The creatures inside the "travel machines" are depicted as soft and repulsive in appearance, and still vicious even without their mechanical armour. The first glimpse of the mutant in The Daleks was a claw peeking out from under a coat after it had been removed from the machine. The actual appearance of the mutant has varied, but in most cases it is an octopus-like multi-tentacled creature. The Doctor described the Daleks as "little green blobs in bonded polycarbide armour" in Remembrance of the Daleks, where a Dalek mutant was seen to have a bionically augmented claw. In Resurrection of the Daleks a Dalek creature, separated from its casing, attacks and severely injures a human soldier.

However, as the creature inside is rarely seen on screen, the misconception exists that Daleks are wholly mechanical robots. (The series itself has even made this mistake on occasion). The interdependence of biological and mechanical components makes the Daleks a type of cyborg. The Ninth Doctor, in Dalek, described the Dalek as a genius: it could run through an electronic lock's billion combinations in seconds and download all of the information on the internet into its memory, showing the union of the biological and mechanical components.

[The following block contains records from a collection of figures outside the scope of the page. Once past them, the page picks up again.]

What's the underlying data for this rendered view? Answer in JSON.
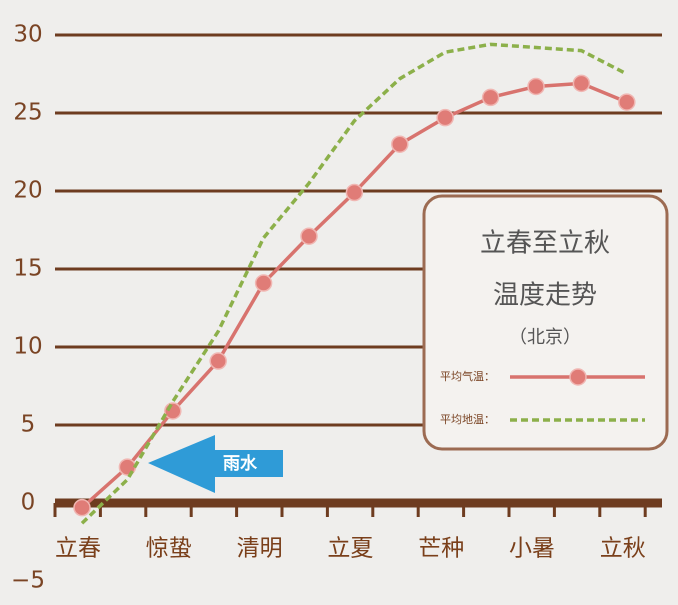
{
  "chart_data": {
    "type": "line",
    "legend_title": [
      "立春至立秋",
      "温度走势",
      "（北京）"
    ],
    "annotation": "雨水",
    "categories": [
      "立春",
      null,
      "惊蛰",
      null,
      "清明",
      null,
      "立夏",
      null,
      "芒种",
      null,
      "小暑",
      null,
      "立秋"
    ],
    "series": [
      {
        "name": "平均气温：",
        "color": "#d8736e",
        "style": "solid",
        "markers": true,
        "values": [
          -0.3,
          2.3,
          5.9,
          9.1,
          14.1,
          17.1,
          19.9,
          23.0,
          24.7,
          26.0,
          26.7,
          26.9,
          25.7
        ]
      },
      {
        "name": "平均地温：",
        "color": "#8cb04a",
        "style": "dashed",
        "markers": false,
        "values": [
          -1.3,
          1.5,
          6.5,
          11.0,
          17.0,
          20.5,
          24.5,
          27.2,
          28.9,
          29.4,
          29.2,
          29.0,
          27.5
        ]
      }
    ],
    "ylim": [
      -5,
      30
    ],
    "yticks": [
      {
        "value": -5,
        "label": "−5"
      },
      0,
      5,
      10,
      15,
      20,
      25,
      30
    ],
    "grid": true
  }
}
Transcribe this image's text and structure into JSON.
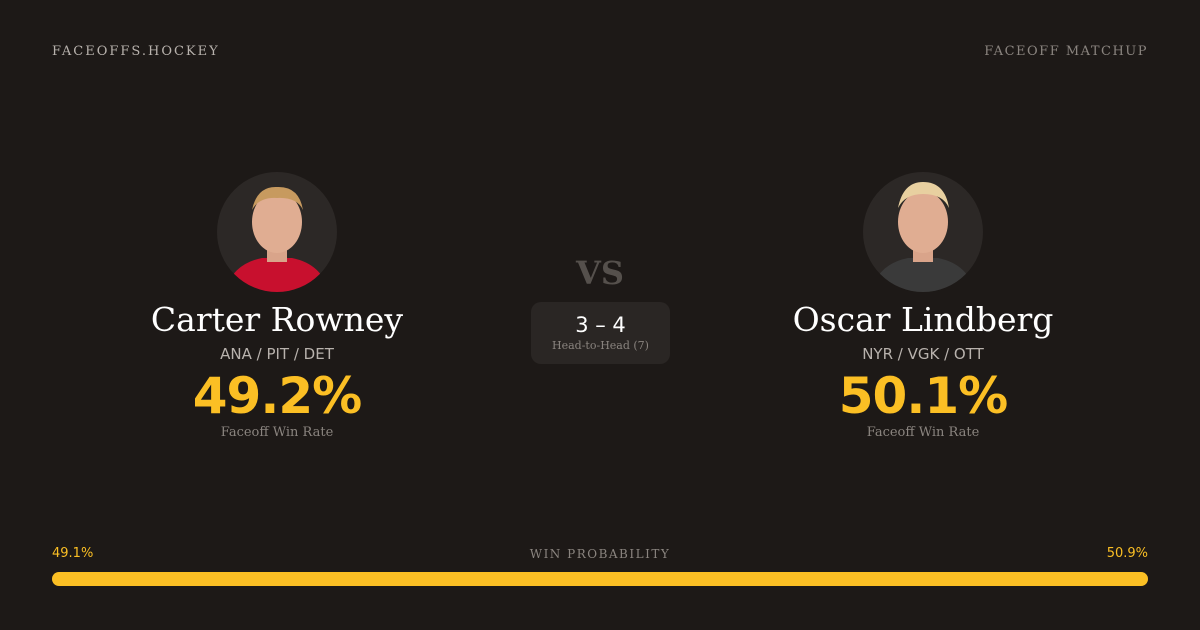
{
  "header": {
    "brand": "FACEOFFS.HOCKEY",
    "tag": "FACEOFF MATCHUP"
  },
  "players": [
    {
      "name": "Carter Rowney",
      "teams": "ANA / PIT / DET",
      "win_rate": "49.2%",
      "win_rate_label": "Faceoff Win Rate",
      "jersey_color": "#c8102e"
    },
    {
      "name": "Oscar Lindberg",
      "teams": "NYR / VGK / OTT",
      "win_rate": "50.1%",
      "win_rate_label": "Faceoff Win Rate",
      "jersey_color": "#3a3a3a"
    }
  ],
  "vs": "VS",
  "head_to_head": {
    "score": "3 – 4",
    "label": "Head-to-Head (7)"
  },
  "win_probability": {
    "title": "WIN PROBABILITY",
    "left": "49.1%",
    "right": "50.9%",
    "left_value": 49.1,
    "right_value": 50.9,
    "left_color": "#fbbf24",
    "right_color": "#fbbf24"
  }
}
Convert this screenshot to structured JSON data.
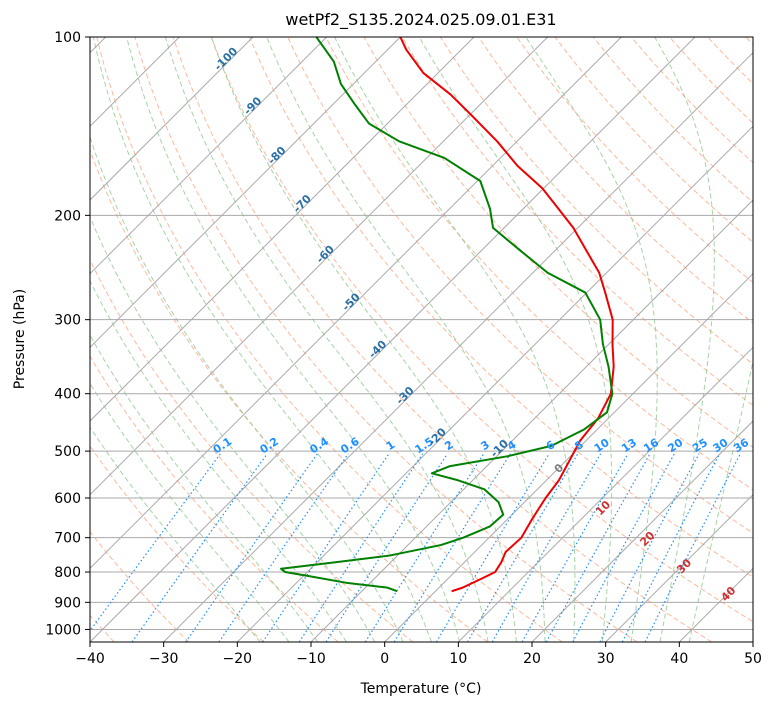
{
  "chart_data": {
    "type": "line",
    "title": "wetPf2_S135.2024.025.09.01.E31",
    "xlabel": "Temperature (°C)",
    "ylabel": "Pressure (hPa)",
    "xlim": [
      -40,
      50
    ],
    "ylim": [
      1050,
      100
    ],
    "y_scale": "log",
    "grid": true,
    "x_ticks": [
      -40,
      -30,
      -20,
      -10,
      0,
      10,
      20,
      30,
      40,
      50
    ],
    "y_ticks": [
      100,
      200,
      300,
      400,
      500,
      600,
      700,
      800,
      900,
      1000
    ],
    "skew_degrees": 45,
    "colors": {
      "temperature": "#ee0000",
      "dewpoint": "#008000",
      "isotherm": "#a9a9a9",
      "isobar": "#a9a9a9",
      "dry_adiabat": "#ffa07a",
      "moist_adiabat": "#90c890",
      "mixing_ratio": "#1e90ff",
      "isotherm_label": "#2a6fa6",
      "adiabat_label": "#d03030",
      "zero_label": "#808080"
    },
    "isotherm_labels": [
      "-100",
      "-90",
      "-80",
      "-70",
      "-60",
      "-50",
      "-40",
      "-30",
      "-20",
      "-10"
    ],
    "mixing_ratio_labels": [
      "0.1",
      "0.2",
      "0.4",
      "0.6",
      "1",
      "1.5",
      "2",
      "3",
      "4",
      "6",
      "8",
      "10",
      "13",
      "16",
      "20",
      "25",
      "30",
      "36"
    ],
    "adiabat_labels": [
      "0",
      "10",
      "20",
      "30",
      "40"
    ],
    "series": [
      {
        "name": "",
        "values": [
          [
            862,
            2.2
          ],
          [
            850,
            3.2
          ],
          [
            820,
            4.6
          ],
          [
            800,
            5.5
          ],
          [
            770,
            5.0
          ],
          [
            740,
            4.2
          ],
          [
            700,
            4.4
          ],
          [
            650,
            3.3
          ],
          [
            600,
            2.3
          ],
          [
            560,
            1.7
          ],
          [
            520,
            0.5
          ],
          [
            480,
            -0.8
          ],
          [
            440,
            -1.4
          ],
          [
            400,
            -3.0
          ],
          [
            360,
            -6.3
          ],
          [
            330,
            -9.5
          ],
          [
            300,
            -12.8
          ],
          [
            270,
            -17.5
          ],
          [
            250,
            -21.0
          ],
          [
            230,
            -25.6
          ],
          [
            210,
            -30.6
          ],
          [
            195,
            -35.2
          ],
          [
            180,
            -40.2
          ],
          [
            165,
            -46.6
          ],
          [
            150,
            -52.7
          ],
          [
            135,
            -60.0
          ],
          [
            125,
            -65.4
          ],
          [
            115,
            -72.0
          ],
          [
            105,
            -77.5
          ],
          [
            100,
            -80.0
          ]
        ]
      },
      {
        "name": "",
        "values": [
          [
            862,
            -5.2
          ],
          [
            850,
            -7.0
          ],
          [
            835,
            -13.0
          ],
          [
            810,
            -20.0
          ],
          [
            800,
            -23.0
          ],
          [
            790,
            -24.0
          ],
          [
            770,
            -17.5
          ],
          [
            750,
            -11.0
          ],
          [
            720,
            -5.5
          ],
          [
            700,
            -3.5
          ],
          [
            670,
            -1.4
          ],
          [
            640,
            -1.2
          ],
          [
            610,
            -3.5
          ],
          [
            580,
            -7.2
          ],
          [
            560,
            -12.0
          ],
          [
            545,
            -16.5
          ],
          [
            530,
            -15.0
          ],
          [
            510,
            -8.5
          ],
          [
            490,
            -4.0
          ],
          [
            460,
            -1.8
          ],
          [
            430,
            -1.0
          ],
          [
            400,
            -2.8
          ],
          [
            360,
            -7.0
          ],
          [
            330,
            -10.8
          ],
          [
            300,
            -14.5
          ],
          [
            270,
            -20.2
          ],
          [
            250,
            -28.0
          ],
          [
            230,
            -34.5
          ],
          [
            210,
            -41.5
          ],
          [
            195,
            -44.5
          ],
          [
            175,
            -49.6
          ],
          [
            160,
            -57.6
          ],
          [
            150,
            -66.0
          ],
          [
            140,
            -72.5
          ],
          [
            130,
            -77.0
          ],
          [
            120,
            -81.7
          ],
          [
            110,
            -85.7
          ],
          [
            100,
            -91.4
          ]
        ]
      }
    ]
  }
}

The voice of a Dalek is electronic; the Dalek creature is apparently unable to make much more than squeaking sounds when out of its casing. Once the mutant is removed, the casing itself can be entered and operated by humanoids, as seen in The Daleks, The Space Museum and Planet of the Daleks. In The Daleks, Ian Chesterton disguises himself by hiding in a Dalek shell, which alters his voice to sound like that of a Dalek.